I still haven't figured out the solution to my problem, but I have figured
out one *cause* of it.


After using web scarab at Josh's suggestion to eavesdrop on the
conversations between my browser and app server, I've figured out what has
changed between Struts 1.1 and 1.2.4:


Struts 1.1 in spite of the the <%@ page pageEncoding="UTF-8"
contentType="text/html;charset=UTF-8" language="java" %> directive, Struts
was in fact sending back pages encoded in ISO-8859-1, and the resulting form
submissions were URL-encoded (and decoded) in the same format.


Struts 1.2.4 the directive is now being followed, and pages are sent out in
UTF-8 encoding. However, for some reason, the form data is not being decoded
as UTF-8, but still as ISO-8859-1.


This suggests to me that if I were to remove the contentType directive in
Struts 1.2.4, it would fall back to the default ISO-8859-1 encoding, and all
would work as before: except that my web application would then be
constrained to using only characters representable in that encoding.



More results of my testing: I was indeed able to restore the proper encoding of characters submitted to my web application by removing both the @ page contentType directive *and* the corresponding <controller contentType="text/html; charset=UTF-8" /> element from the struts-confix.xml file. However, as predicted, this only enabled proper encoding of characters within the ISO-8859-1 range: double-byte languages such as Japanese were munged into a series of question marks.


I also determined that neither adding acceptCharset="UTF-8" nor enctype="application/x-www-form-urlencoded;charset=UTF-8" attributes to the <html:form> tags in my JSPs seemed to make any difference with the encoding problems. The resulting Content-Type header returned by the browser never includes the character set information. This is not particularly surprising, as the html 4.0 spec (see http://www.w3.org/TR/REC-html40/interact/forms.html#submit-format) specifies:
the "get" method restricts form data set values to ASCII characters.
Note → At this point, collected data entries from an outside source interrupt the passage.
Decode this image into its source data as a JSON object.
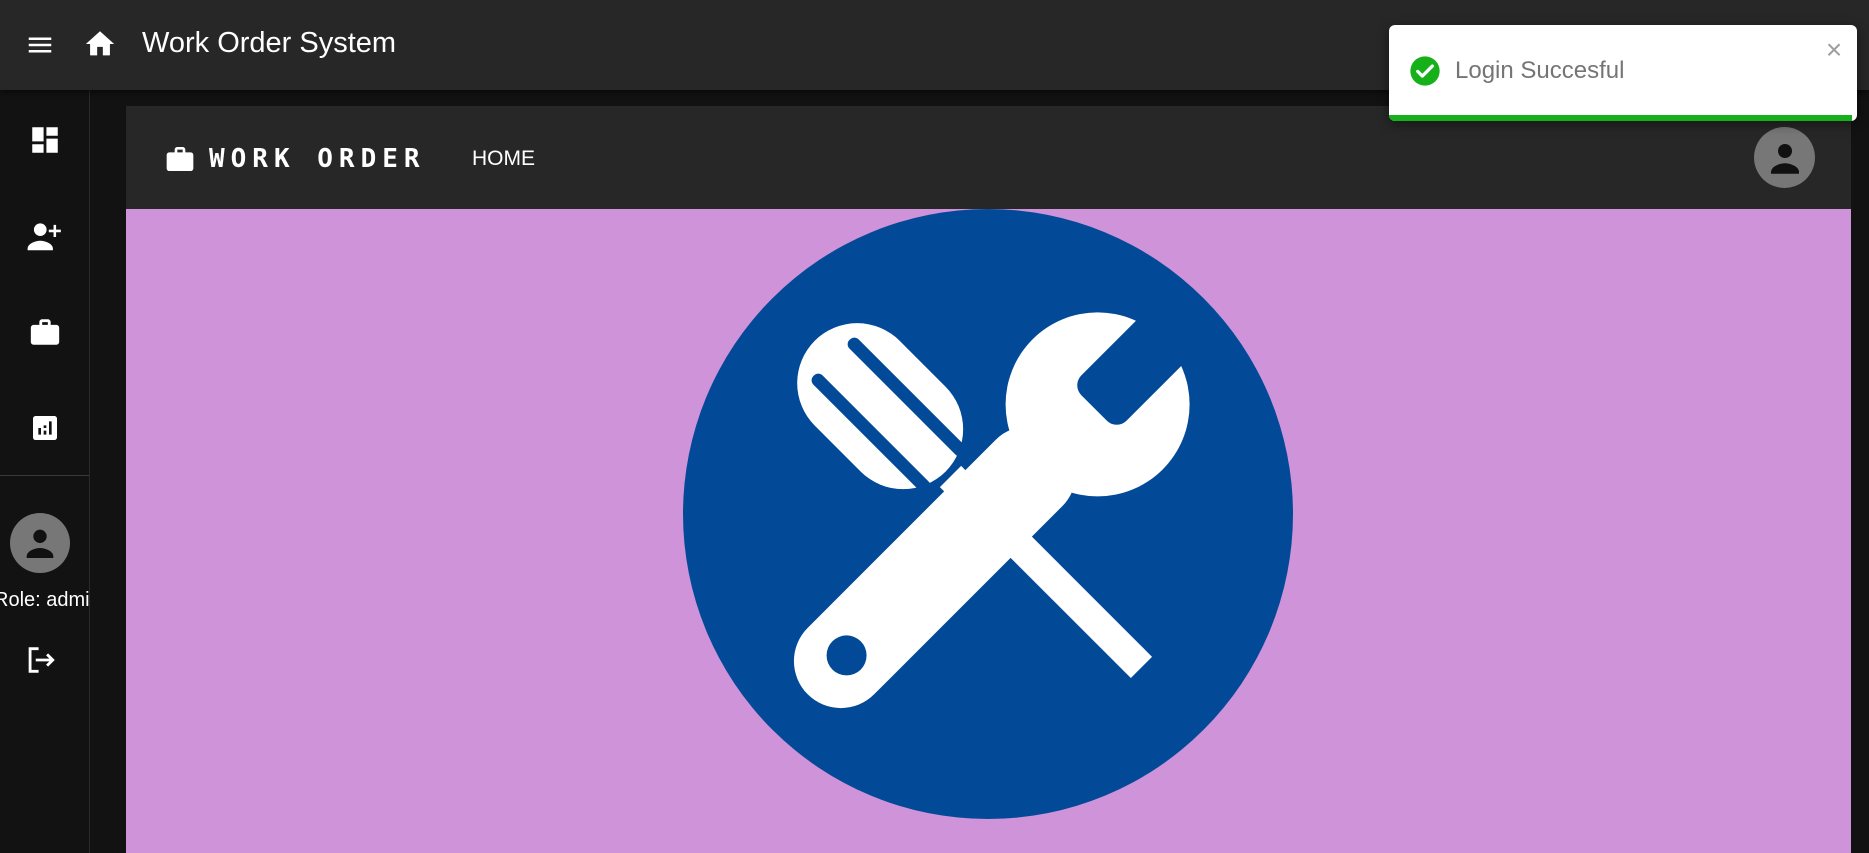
{
  "appbar": {
    "title": "Work Order System",
    "icons": {
      "menu": "menu-icon",
      "home": "home-icon"
    }
  },
  "sidebar": {
    "items": [
      {
        "name": "dashboard",
        "icon": "dashboard-icon"
      },
      {
        "name": "add-user",
        "icon": "person-add-icon"
      },
      {
        "name": "work-orders",
        "icon": "briefcase-icon"
      },
      {
        "name": "reports",
        "icon": "analytics-icon"
      }
    ],
    "role_text": "Role: admin",
    "logout_icon": "logout-icon"
  },
  "toolbar": {
    "brand": "WORK ORDER",
    "brand_icon": "briefcase-icon",
    "home_link": "HOME",
    "profile_icon": "account-icon"
  },
  "hero": {
    "logo_icon": "wrench-screwdriver-icon",
    "background_color": "#ce93d8",
    "circle_color": "#024a97"
  },
  "toast": {
    "message": "Login Succesful",
    "status": "success",
    "color": "#15b01a",
    "progress": 0.99
  }
}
Only the "post" method (with enctype="multipart/form-data") is specified to cover the entire [ISO10646] character set.

Adding enctype="multipart/form-data;charset=UTF-8" worked even less well however, as Struts did not appear able to interpret form data submitted in this format: it displayed validation errors saying that required form fields were missing (although they had been submitted with complete information and were visible in the response returned by the browser).


Now, I guess I'll just have to try using the character encoding filter Guillaume recommended.